Gunner shrugged, staunchly absorbing the discomfort of the movement. “If I’m lucky, yeah.”

“Good.”

“Good?”

“Yes, good. I’m all for pursuing this Whitey Most angle as long as finding Rookie Davidson remains the focus of your investigation. Otherwise, I’m not sure I see the point. You’ve managed to establish Rookie’s participation in the Lovejoy murder, but Most’s is strictly speculative. Were it up to me, I wouldn’t spend a great deal of time worrying about Most when Rookie’s still the only witness my client’s case really needs.”

“Nobody said I was giving up looking for Rookie,” Gunner said. “I’m merely suggesting that it might be wise to start looking for alternative methods for getting your client off. If Most is connected in any way to Lovejoy’s murder, it’s possible he could tell us as much about it as Rookie. Maybe more. And if he’s not, he’s still Rookie’s supplier, according to the King. How much imagination does it take to see Rookie seeking him out, sooner or later?”

DeCharme pondered the question as a little Hispanic girl with a swollen jaw, sitting in her mother’s lap on the other side of the room, began to whimper, justifiably dismayed by the terror serenade still playing somewhere beyond Dr. Ashe’s anteroom door.

“This dentist of yours does use some form of anesthesia?” the public defender asked.

“He does on me. I’m afraid I insist.”

“You sure you wouldn’t rather see my dentist? His name is Tate; he has an office in Inglewood. You never hear anybody screaming bloody murder in his waiting room.”

“Gunner! Aaron Gunner!”

It was Ashe’s overweight and implacable receptionist, a white-clad, two-legged mountain of pink flesh brandishing pen and clipboard like sword and shield. Gunner stood up, and DeCharme eagerly did the same, relieved to be on her way.

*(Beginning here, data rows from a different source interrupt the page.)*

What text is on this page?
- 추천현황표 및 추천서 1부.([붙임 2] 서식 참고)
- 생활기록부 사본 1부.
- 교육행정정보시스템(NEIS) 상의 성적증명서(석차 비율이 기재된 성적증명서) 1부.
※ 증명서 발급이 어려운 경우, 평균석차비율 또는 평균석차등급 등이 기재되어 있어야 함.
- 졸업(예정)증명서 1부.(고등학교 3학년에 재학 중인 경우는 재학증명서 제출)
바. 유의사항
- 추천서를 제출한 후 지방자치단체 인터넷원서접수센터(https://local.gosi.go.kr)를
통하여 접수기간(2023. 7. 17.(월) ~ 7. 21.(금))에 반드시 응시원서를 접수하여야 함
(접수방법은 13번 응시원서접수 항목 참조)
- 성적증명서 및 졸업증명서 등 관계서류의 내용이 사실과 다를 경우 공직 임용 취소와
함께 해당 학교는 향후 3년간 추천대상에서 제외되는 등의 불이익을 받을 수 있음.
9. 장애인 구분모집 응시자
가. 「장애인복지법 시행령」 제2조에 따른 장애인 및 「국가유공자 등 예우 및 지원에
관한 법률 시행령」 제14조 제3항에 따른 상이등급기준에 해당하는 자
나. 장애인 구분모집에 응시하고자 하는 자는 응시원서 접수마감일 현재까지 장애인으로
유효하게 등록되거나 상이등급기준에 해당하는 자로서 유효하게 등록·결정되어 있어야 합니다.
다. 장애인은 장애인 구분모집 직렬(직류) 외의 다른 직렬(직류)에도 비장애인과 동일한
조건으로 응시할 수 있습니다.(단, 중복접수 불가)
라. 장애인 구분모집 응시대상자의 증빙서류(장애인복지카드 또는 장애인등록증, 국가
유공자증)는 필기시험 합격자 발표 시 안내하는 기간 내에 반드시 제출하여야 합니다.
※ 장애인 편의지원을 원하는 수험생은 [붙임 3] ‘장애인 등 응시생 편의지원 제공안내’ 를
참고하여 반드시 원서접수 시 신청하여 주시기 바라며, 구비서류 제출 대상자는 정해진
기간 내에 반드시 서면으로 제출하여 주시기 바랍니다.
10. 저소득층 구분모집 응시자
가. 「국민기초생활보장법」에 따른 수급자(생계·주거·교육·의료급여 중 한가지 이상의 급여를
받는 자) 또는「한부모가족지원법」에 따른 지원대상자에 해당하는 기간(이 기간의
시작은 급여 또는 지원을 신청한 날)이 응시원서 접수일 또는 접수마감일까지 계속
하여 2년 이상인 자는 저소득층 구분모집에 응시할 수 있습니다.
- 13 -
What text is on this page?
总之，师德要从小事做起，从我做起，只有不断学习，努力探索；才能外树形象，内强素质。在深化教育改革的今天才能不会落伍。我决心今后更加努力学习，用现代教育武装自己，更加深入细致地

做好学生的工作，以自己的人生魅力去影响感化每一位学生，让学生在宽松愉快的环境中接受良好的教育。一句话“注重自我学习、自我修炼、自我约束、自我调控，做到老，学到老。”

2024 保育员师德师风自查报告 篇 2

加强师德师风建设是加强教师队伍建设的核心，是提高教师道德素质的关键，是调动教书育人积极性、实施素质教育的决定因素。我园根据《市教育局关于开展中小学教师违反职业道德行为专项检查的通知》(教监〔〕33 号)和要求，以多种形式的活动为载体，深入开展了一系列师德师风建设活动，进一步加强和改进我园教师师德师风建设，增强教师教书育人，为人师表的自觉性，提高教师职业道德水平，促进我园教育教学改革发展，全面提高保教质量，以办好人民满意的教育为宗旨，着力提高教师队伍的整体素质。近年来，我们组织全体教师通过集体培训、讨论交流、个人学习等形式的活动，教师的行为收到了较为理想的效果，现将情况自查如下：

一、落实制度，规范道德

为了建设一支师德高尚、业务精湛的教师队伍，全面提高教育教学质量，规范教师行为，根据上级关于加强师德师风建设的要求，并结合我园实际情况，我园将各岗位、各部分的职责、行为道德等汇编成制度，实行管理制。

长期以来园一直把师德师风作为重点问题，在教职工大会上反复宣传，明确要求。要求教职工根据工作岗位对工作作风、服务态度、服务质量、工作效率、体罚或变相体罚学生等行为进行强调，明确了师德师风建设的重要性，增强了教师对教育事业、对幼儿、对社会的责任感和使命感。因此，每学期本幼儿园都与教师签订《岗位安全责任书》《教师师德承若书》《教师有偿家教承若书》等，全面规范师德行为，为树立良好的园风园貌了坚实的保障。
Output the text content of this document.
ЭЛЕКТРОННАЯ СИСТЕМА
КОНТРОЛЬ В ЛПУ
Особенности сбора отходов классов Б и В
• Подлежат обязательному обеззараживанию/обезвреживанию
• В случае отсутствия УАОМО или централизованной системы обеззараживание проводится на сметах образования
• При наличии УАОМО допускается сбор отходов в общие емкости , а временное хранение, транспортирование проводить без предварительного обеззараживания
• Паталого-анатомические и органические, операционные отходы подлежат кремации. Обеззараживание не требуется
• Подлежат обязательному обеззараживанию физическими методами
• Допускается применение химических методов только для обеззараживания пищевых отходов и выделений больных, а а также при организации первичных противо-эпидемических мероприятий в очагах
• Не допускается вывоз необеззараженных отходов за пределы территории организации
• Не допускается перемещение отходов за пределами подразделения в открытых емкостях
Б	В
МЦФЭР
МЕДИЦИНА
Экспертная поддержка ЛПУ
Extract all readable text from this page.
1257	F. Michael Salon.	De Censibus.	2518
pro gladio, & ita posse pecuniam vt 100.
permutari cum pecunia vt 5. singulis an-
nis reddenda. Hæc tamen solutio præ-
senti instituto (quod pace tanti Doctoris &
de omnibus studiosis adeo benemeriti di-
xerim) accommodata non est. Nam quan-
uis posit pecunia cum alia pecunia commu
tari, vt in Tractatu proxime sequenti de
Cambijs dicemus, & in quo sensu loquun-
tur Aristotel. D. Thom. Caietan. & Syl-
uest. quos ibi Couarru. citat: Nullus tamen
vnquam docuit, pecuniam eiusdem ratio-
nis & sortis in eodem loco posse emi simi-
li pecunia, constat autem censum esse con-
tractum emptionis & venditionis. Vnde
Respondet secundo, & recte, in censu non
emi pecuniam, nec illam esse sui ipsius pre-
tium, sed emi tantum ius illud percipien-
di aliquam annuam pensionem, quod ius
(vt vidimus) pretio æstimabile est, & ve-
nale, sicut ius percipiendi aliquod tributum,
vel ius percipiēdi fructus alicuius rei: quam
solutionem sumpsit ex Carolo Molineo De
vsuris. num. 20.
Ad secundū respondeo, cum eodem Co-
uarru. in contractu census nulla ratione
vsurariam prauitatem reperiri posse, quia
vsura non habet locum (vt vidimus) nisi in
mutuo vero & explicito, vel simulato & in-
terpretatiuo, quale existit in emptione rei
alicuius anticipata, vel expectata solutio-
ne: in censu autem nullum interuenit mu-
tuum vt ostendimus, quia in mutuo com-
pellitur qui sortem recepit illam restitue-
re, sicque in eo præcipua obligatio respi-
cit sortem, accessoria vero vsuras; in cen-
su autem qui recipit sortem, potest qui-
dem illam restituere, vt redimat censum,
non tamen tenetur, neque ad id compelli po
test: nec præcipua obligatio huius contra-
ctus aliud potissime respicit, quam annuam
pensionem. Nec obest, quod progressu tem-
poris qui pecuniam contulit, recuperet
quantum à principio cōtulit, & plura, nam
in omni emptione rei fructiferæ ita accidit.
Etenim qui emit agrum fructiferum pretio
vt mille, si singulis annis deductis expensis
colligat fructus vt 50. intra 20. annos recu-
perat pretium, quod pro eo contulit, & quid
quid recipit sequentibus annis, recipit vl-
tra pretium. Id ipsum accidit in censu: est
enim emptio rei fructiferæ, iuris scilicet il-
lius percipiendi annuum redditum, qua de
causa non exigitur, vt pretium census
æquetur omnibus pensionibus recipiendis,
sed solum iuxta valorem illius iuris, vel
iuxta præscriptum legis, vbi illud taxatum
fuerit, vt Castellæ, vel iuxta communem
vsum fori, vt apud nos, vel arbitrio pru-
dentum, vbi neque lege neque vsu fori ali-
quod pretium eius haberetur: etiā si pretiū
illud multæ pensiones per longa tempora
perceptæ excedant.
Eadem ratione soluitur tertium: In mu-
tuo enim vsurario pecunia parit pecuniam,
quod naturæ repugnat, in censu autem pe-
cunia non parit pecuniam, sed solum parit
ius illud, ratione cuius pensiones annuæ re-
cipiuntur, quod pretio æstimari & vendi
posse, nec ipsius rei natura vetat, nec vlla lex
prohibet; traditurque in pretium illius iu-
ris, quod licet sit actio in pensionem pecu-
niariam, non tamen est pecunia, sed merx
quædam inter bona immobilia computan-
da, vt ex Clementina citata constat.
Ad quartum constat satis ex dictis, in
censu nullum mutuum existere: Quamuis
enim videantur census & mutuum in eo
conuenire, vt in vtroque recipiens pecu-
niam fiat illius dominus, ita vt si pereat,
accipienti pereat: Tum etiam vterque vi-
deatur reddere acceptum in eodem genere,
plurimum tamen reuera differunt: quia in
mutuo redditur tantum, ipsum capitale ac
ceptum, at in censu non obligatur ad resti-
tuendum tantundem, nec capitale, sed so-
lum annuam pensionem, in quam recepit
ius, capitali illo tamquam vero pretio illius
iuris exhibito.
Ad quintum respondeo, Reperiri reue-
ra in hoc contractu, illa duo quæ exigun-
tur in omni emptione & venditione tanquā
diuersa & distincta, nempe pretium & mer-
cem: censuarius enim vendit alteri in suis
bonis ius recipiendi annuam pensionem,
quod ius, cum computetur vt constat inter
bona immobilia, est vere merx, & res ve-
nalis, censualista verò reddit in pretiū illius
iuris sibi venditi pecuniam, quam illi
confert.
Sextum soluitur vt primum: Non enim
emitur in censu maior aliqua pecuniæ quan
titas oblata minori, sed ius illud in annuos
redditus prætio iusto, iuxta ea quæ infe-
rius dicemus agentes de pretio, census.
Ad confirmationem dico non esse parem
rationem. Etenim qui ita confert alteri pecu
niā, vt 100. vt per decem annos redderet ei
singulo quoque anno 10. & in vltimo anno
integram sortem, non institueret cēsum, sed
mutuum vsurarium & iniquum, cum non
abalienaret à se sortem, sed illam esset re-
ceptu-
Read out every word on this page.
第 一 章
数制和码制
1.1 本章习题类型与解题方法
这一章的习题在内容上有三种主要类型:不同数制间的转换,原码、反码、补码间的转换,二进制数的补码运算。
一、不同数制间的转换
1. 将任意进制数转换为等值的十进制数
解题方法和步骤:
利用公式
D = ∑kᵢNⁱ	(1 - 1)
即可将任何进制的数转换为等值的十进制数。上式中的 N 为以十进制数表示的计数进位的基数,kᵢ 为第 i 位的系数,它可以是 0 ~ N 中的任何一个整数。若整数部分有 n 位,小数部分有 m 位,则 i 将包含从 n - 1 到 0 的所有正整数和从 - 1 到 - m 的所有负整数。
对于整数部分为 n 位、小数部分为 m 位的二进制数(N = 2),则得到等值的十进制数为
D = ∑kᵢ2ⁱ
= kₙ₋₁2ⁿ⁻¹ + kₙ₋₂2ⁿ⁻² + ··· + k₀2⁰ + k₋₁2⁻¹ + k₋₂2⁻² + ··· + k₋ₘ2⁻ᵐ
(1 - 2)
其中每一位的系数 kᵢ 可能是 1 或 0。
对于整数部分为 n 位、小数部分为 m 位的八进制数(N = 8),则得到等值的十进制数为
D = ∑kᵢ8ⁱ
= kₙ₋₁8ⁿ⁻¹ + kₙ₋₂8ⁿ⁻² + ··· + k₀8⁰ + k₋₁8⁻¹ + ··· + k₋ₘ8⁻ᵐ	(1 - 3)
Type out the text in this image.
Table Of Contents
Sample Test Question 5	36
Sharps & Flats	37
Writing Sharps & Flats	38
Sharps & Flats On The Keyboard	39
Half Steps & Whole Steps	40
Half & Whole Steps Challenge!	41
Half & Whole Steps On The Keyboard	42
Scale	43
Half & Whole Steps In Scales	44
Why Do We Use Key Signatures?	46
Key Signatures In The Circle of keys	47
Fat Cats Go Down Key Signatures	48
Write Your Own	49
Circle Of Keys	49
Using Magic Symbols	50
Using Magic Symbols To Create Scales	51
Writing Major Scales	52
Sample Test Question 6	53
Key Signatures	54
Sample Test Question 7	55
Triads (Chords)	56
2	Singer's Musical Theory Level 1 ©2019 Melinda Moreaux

“Don’t misunderstand,” she said, getting back to business. “It’s not that I’m convinced you’re not on to something with Most. But we go to trial in two weeks. Whatever route you decide to take from here, you’re going to have to make it pay off, one way or another. And fast.”

Gunner nodded and said, “Naturally. No sense keeping a choirboy like Mills behind bars any longer than necessary.”

The cries of Ashe’s anguished patient finally died, abruptly. Gunner’s turn to entertain the lions had arrived.

DeCharme walked out before he could ask her to wish him good luck.